New COVID-19 modelling: Almost 40% of LTC homes in active outbreak, mortality rate could double by Feb.

By Lucas Casaletto

Ontario’s long-term care sector continues to be devastated by the COVID-19 pandemic and ICU occupancy is increasing with “real consequences for health” are among the key findings in the province’s latest round of COVID-19 data and modelling.

On Friday, Premier Doug Ford offered an ominous clue about what Ontarians can expect from the projections, saying “you will fall off your chair” when the new data is released.

Ontario health officials say almost 40 percent of long-term care homes are reporting active COVID-19 outbreaks and since January 1, a total of 198 residents and two staff members have died from the virus.

The latest forecast suggests there will be more deaths across the province’s long-term care sector in the second wave than the first.

Under what the province labels “worst-case scenario”, deaths among residents of Ontario long-term care homes could reach more than 2,600 by February 14.

Ontario officials say outbreaks are being reported across almost all public health units, with 91 outbreaks and 37 percent “occurring in priority vaccination areas of Toronto, Peel, York, and Windsor-Essex.

“If we do not follow these restrictions, COVID-19 will continue to aggressively spread before vaccines have the chance to protect us,” Dr. Adalsteinn Brown, one of the experts behind the projections, said.

“This will have tragic consequences for us, for our health, for our province, for our health system.”

On Tuesday, health officials confirmed that ICU occupancy is now over 400 beds with more surgeries being cancelled as a result.

Brown says health-care providers will face difficult choices in the weeks ahead.

“These are choices that no doctor ever wants to make, and no family ever wants to hear,” he said.

“There will be choices about who will get the care they need and who will not.”

Projections put ICU occupancy around 500 beds by mid-January with the potential of over 1,000 beds in February “in more severe but realistic scenarios.”

Over the past two weeks, there has been an average of 2.34 percent daily case growth in Ontario.

Brown says that if the province’s COVID-19 growth rate is at five percent, Ontario will see more than 20,000 new cases a day by the middle of next month.

If the rate climbs to seven percent, that means the province will see 40,000 new daily cases.

“The access to care deficit will continue to increase with real consequences for health,” health officials wrote.

In December, the province said, under the worst-case scenario, “Ontario will see more than 1,500 beds occupied in ICUs by mid-January.”

Last week, the CEO of Windsor Regional Hospital said they were forced to cancel all non-urgent, elective surgeries indefinitely. One day earlier, a hospital network in London, Ont., said it’s storing bodies in a mobile unit after its morgue reached capacity.

Health officials say that the daily mortality rate continues to increase despite the current level of restrictions.

As a result, they say the daily number of deaths could double from around 50 to 100 people per day from now until the end of February.

The province is reporting a 72.2 percent increase in hospitalizations over the past four weeks with a 61.2 percent increase in ICU patients.

Additionally, one-quarter of hospitals have no ICU beds free, while another quarter only has one to two beds free as a result of the pandemic.

The province says “mobility and contacts between people have not decreased with the current restrictions” showing that despite many public health units being placed under Ontario’s ‘Grey-Zone‘, there was a pre-holiday spike in numbers.
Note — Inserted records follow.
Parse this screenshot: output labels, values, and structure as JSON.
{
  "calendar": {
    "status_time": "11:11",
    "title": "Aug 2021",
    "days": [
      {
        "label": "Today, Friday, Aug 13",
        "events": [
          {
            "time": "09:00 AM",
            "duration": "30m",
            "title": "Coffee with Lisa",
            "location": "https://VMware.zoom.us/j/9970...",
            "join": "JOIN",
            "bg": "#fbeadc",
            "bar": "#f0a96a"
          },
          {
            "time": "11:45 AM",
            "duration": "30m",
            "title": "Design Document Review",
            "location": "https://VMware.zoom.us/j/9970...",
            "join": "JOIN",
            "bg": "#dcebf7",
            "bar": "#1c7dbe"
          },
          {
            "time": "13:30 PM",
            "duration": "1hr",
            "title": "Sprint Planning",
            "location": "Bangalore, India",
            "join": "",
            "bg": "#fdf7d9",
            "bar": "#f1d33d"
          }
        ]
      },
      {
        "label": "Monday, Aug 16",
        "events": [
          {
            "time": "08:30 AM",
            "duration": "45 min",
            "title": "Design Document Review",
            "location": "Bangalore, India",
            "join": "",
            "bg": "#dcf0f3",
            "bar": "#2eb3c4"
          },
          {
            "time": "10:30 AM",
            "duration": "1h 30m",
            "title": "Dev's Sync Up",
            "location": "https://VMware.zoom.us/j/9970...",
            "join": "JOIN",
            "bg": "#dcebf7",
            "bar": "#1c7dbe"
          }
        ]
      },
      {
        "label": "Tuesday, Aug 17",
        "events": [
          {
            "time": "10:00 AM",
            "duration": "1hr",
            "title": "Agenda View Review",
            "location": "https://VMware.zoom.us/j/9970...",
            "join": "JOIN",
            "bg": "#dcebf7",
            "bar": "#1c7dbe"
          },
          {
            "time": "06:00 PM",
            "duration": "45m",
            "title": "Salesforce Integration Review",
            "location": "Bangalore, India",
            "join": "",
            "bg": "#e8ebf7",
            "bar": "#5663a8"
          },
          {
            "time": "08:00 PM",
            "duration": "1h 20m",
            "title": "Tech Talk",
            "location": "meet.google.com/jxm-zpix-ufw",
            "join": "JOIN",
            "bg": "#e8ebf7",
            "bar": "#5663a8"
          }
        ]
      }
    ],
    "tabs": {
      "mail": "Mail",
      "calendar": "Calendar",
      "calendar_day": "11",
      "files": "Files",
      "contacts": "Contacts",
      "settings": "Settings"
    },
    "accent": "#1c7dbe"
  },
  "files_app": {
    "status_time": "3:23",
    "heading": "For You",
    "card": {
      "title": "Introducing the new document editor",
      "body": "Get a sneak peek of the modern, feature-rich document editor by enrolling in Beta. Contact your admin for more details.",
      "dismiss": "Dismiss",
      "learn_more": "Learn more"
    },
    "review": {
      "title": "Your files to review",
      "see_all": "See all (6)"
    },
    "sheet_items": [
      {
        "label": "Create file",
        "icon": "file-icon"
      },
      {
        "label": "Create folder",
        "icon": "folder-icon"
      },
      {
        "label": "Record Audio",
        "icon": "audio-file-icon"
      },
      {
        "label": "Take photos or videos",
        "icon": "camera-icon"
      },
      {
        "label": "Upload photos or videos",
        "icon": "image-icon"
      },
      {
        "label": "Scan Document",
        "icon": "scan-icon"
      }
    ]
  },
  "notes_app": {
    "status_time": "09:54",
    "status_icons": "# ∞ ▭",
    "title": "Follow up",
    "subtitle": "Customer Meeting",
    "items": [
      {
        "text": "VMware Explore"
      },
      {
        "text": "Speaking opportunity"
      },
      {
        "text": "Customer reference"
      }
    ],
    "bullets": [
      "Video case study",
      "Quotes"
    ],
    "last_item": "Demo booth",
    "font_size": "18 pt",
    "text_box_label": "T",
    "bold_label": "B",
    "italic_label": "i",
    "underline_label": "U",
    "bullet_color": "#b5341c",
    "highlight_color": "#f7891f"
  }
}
According to survey data, the majority of Ontarians are helping limit spread by following health and safety measures as well as lockdown restrictions.

“However, case numbers will not decline until more of the population follows their example.”

The survey data finds that almost two-thirds of the population is acting in a way that will decrease COVID-19 spread.

40 percent of people surveyed said people in their neighbourhood are adhering to physical distancing measures with 50 percent of respondents saying they did not visit anyone from outside their household in the last four weeks.

“If we do not follow these restrictions, COVID-19 will continue to aggressively spread before vaccines have the chance to protect us,” Brown said.

“This will have tragic consequences for us, for our health, for our province, for our health system.”

On the subject of the new COVID-19 variant, the province says though the mutation is more easily transmissible, there is no increase in disease severity and health officials are confident that the latest round of vaccines is likely still effective.

If however, the new strain – SARS-CoV-2 variant B.1.1.7 – spreads in the community, doubling time for cases could drop to 10 days in March.

On Tuesday, Ontario confirmed there are now 16 cases of the variant first discovered in the United Kingdom, believed to be about 56 percent more transmissible.